The location of the vent connection is limited by the requirement that the fixture drain falls no more than one pipe diameter between the trap outlet and the vent connection (that portion is called the trap arm). That requirement is called the trap weir rule and prevents the trap from siphoning. NC uses the IPC, and for the IPC the trap weir rule plus the minimum 1/4" per foot slope determine the maximum trap arm length: 6' for 1-1/2", 8' for 2". But note you can only achieve that maximum length with a perfect 1/4" per foot slope.

The WC needs a vent connection as well, but its fixture drain fall isn't limited like the exposed traps, as it intentionally siphons its integral trap and then refills it.

If the vent connects before the fixture drain joins another drain, that's dry venting. The dry vent has to come off the upper half of the pipe and rise at an angle of no more than 45 degrees off plumb to a height of at least 6" above the fixture flood rim. Above that height the vent is allowed to go horizontal. [The IPC also allows an AAV for some dry vents, and the AAV only has to be 4" above the trap arm.]

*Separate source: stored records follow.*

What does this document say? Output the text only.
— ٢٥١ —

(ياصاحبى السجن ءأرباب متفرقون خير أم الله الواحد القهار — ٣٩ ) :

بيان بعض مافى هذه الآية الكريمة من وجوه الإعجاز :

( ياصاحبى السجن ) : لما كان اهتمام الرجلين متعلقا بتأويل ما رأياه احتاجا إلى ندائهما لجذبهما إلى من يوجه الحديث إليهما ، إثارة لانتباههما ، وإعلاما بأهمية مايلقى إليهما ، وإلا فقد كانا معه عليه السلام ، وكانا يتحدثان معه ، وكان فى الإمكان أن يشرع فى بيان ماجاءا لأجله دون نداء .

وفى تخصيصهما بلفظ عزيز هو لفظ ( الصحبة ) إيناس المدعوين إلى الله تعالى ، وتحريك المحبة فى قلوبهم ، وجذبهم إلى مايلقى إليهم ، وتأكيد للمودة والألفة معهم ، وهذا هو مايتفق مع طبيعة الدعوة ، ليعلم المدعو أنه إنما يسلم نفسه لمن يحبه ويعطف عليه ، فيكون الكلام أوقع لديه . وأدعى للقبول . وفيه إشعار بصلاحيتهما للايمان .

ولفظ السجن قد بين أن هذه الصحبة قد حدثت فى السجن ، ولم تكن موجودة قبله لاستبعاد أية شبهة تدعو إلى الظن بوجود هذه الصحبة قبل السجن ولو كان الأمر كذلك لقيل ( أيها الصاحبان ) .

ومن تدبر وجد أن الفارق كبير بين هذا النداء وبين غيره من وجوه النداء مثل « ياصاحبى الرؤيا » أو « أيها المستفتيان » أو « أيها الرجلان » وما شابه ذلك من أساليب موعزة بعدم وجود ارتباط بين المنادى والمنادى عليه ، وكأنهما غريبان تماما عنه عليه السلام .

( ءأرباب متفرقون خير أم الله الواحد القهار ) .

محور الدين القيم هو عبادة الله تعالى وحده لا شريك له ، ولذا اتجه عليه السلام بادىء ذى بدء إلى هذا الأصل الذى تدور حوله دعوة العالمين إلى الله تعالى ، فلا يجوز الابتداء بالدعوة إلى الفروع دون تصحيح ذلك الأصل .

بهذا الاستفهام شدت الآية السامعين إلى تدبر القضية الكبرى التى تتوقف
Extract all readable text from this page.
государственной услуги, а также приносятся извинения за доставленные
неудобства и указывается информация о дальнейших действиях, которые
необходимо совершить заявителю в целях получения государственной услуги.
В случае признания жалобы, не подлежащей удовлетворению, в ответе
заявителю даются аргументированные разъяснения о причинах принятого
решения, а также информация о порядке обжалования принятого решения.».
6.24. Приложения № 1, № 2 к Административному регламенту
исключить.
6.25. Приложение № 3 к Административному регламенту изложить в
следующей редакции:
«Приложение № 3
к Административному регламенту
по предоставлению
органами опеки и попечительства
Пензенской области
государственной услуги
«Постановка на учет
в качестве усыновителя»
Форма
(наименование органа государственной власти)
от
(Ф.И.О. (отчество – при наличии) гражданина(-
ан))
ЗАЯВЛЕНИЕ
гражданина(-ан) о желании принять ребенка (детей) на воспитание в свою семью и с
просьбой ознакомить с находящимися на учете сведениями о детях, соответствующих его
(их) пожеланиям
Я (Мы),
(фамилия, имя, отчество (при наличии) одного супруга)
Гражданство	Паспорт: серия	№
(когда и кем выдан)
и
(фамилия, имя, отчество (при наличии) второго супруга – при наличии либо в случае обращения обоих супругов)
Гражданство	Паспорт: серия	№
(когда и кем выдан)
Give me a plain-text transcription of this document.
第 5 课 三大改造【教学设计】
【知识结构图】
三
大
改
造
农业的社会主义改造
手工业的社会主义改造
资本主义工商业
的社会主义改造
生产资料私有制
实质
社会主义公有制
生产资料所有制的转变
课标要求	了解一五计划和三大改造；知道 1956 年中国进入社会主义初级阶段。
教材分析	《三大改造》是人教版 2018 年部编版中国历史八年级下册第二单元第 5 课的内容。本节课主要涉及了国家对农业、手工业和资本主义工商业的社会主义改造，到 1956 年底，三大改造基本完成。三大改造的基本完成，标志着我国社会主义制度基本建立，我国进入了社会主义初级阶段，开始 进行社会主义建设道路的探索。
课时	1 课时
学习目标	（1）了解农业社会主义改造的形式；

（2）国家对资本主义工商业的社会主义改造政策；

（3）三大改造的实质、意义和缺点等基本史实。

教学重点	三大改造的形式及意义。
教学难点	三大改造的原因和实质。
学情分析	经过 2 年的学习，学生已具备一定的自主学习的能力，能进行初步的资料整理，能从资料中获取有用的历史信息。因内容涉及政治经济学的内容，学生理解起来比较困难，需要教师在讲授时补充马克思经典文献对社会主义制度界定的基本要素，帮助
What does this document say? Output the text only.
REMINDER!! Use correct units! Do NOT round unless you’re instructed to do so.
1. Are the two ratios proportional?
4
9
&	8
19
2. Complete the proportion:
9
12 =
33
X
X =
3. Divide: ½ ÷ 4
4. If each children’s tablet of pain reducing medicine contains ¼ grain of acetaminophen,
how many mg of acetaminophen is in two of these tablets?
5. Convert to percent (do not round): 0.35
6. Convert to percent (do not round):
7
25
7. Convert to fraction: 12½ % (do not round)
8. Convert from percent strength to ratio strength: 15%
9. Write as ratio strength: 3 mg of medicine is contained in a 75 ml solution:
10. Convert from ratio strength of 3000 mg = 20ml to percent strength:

If the vent is the connection to the branch drain, that's wet venting. The IPC limits wet venting to bathroom groups, which includes all the fixtures in your sketch. The branch drain needs to have a dry-vented fixture on it already, which vents the whole wet vent. And as a wet vent is serving as both a drain and a vent, the size is often required to be bigger that it would be for a drain alone.

Now the lav trap is much higher than the shower and tub. That means the lav is basically always dry vented. And that lav drain can be used to wet vent the other bathroom fixtures. E.g. the lav drain could join the tub, then the shower, then the WC, with the one lav dry vent serving everything. Note that you can't have the tub and shower combine, and then join the lav, with the lav wet venting the tub and shower. Also, since you have a dry vent available near the WC, you might as well use it if convenient to dry vent the WC. So you don't have to use wet venting for all the non-lav fixtures, some can be dry vented.

Given the above, how about drawing a more detailed, dimensioned plan view of the trap arms and drains, with the dry vent connections marked. Then we could check that it meets all the requirements I mentioned above.